The Jonas Brothers, the Beatles, Van Gogh and prolificacy
Today the Jonas Brothers release their new album, Lines, Vines and Trying Times, their fourth release in as many years, beginning with It’s About Time in 2006. An observer of pop music may scoff at such an output, deducing that Disney executives are eager to capitalize on the brothers’ success before it wanes and are therefore holding the boys to a rigorous release schedule. Well respected acts, after all, often take as long as three years between releases.
But when compared with the Beatles, the Jonas Brothers seem to be taking their sweet time. From the recording of Please Please Me in 1963 to the post-breakup release of Let it Be in 1970, the Beatles put out 13 studio albums, or almost two per year, nearly all of them classics. While the Fab Four were most prolific in their early years, perhaps goaded by record executives doubtful of the group’s staying power, they still managed to release Rubber Soul (1965), Revolver (1966), Sgt. Pepper’s (1967), the White Album (1968) and Abbey Road (1969) at the rate of one album per year. The band virtually reinvented itself on each of those albums, and in five years displayed the kind of artistic development it takes some groups decades to achieve.

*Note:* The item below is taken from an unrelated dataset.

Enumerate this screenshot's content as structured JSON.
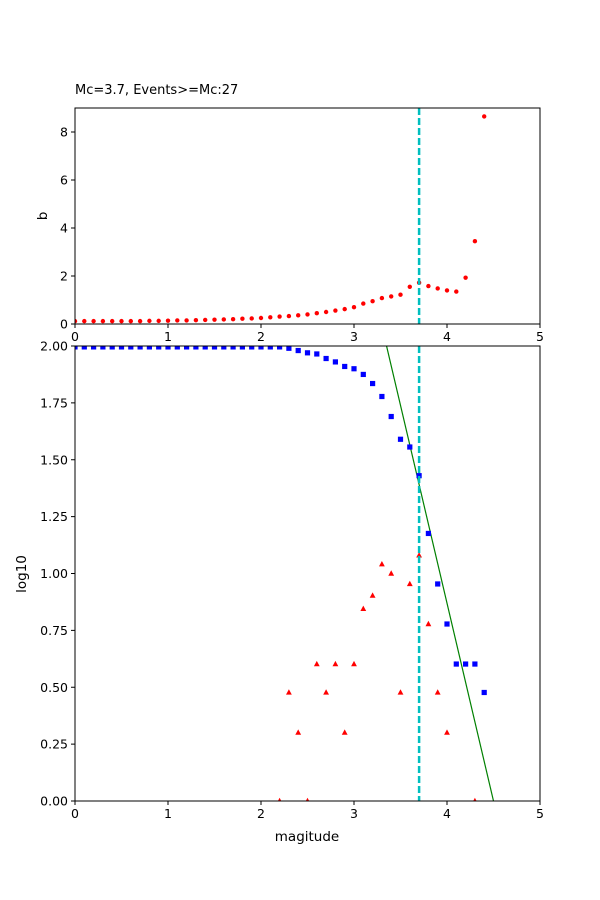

The creation of so many examples of art of the highest quality in such a short period of time is rare indeed. One of the few parallels may be the work of Van Gogh, whose career as a serious painter lasted roughly eight years, from 1882 until his death in 1890. Eight years! Van Gogh, too, in a small amount of time went through an artistic development that it takes some painters a lifetime to achieve. Compare the youthful eagerness and precociousness of The Potato Eaters (1885) with the adolescent awkwardness of De la Sirene (1887) with the maturity of Wheat Fields with Crows (1890), which seems to foreshadow the artist’s impending death mere weeks later.